Apparently, the body is trying to tell you that it does not respond to the same workout
routine every workout session. So, if you understand this fact, you use different exercises,
tempos, combinations of exercises and seemingly illogical sets and reps, or lack of sets
and reps.
I have found that man's logic and nature's logic are totally different. In other words, try
breaking the rules and see what happens.
Suggested routines:
- 3 sets of 8 reps.
- 6 sets of 6 reps.
- 5 sets of 5 reps.
- 10-8-6-15.
- Compound routines.
- Super sets.
- Push-day and pull-day techniques.
- Circuit- or station-type routine.
- 10 sets for 10 reps.
- Non-specific bulking routine.
- Chest and back day, arms and delt day, legs third day.
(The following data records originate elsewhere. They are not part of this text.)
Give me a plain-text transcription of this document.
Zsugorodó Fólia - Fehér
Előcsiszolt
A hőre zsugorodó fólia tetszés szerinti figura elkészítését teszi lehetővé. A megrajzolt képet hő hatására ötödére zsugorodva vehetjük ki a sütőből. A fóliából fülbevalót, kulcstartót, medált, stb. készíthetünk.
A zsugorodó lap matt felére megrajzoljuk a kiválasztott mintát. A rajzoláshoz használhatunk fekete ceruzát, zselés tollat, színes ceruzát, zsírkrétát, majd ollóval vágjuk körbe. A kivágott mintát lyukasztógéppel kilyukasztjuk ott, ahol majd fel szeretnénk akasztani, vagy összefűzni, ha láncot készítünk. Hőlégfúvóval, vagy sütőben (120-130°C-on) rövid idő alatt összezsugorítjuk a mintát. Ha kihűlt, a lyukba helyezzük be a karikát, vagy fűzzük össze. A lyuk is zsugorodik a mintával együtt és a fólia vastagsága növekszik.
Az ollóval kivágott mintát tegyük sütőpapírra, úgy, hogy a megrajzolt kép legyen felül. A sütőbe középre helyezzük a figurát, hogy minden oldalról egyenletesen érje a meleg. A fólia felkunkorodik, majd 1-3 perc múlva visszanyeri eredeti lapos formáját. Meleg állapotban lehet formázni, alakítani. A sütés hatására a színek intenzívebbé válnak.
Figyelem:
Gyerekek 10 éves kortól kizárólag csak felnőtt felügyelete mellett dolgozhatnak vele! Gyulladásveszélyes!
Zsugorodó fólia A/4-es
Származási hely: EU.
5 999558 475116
- Up and down the rack (shock principle).
- Specialization principle day. (Everyday).
- 3 days on and 3 days off routine (including supplements).
- 21 days and 7 rest experiment.
- Ascending principle and descending principle.
- 72-hour-rest routine (2 times per week workout).
- 3 ½ minutes between sets technique.
- Reps and burns workout.
- 1+ ½ workout.
- 1 set to failure + 15 minutes rest.